ETF Trends CIO and Director of Research, Dave Nadig, appeared on Yahoo Finance Live on Wednesday with host Seana Smith to discuss what’s going on with oil, following some tremendous shifts in price.
The United States Oil Fund (USO) has a bit of a rebound in price on Wednesday, after the historic losses seen at the start of the week. Settling up at 19% of $13.78 a barrel, Nadig put some focus on what was seen in crude oil, as well as USO, which is an extremely popular ETF for many retail investors.
As far as how badly burned investors are getting over by this ETF, Nadig explains how this is an unprecedented situation, with a massive oversupply at the Oklahoma pipelines, and as with the USO ETF ideally investing in front-month futures, there’s been a lot of demand. That said, it can’t make those loans anymore – the June futures.
Oil futures speculators likely got caught, owning the May contract on the day it was set to expire. As Nadig makes clear, every brokerage in the country he can think of has very strict rules. If investors are still holding going into expiration, firms will sell them out of their position rather than be stuck with delivery. So they literally paid people to close out the contracts.
Still, no ETF held that contract. However, USO, which does own the June contract, is under tremendous pressure. So much money flowed in in the past eight sessions (over $2 billion) that they had to ask the SEC to allow them to mint new shares. Right now, they can’t, so it’s trading at a premium. They’re also so big now that they cant stick to the front-month contract and are having to spread their bets over the next few months to avoid hitting CFTC position limits.
All of this means USO is a bit of a broken ETF at the moment, and investors should probably be avoiding it at least until the oil market settles more.
Oil ETF Recommendations
As far as what to do currently, if investors are seeking a less volatile strategy concerning oil, Nadig notes two good ways to do this. There’s the United States 12-Month Oil Fund (USL), which owns each of the next 12 months contracts. This helps “smooth the ride” and mitigate contango.
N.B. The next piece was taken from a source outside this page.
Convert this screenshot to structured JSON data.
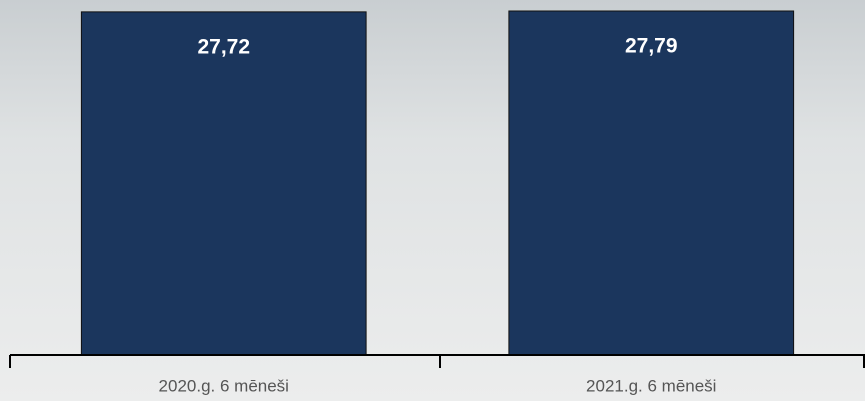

The better option is the Invesco DB Oil Fund (DBO), which seeks to pick the right months to minimize contango or even profit from backwardation. They’ve all been crushed of course, but DBO is down “only” 48% over the last year, versus down 80% in USO.
Nadig adds, “It’s worth pointing out that we’re talking about an extraordinarily volatile asset class, with really no good way to predict what’s going to happen. We’re going to be in a supply glut for some time, and that’s a really hard thing to get out of.”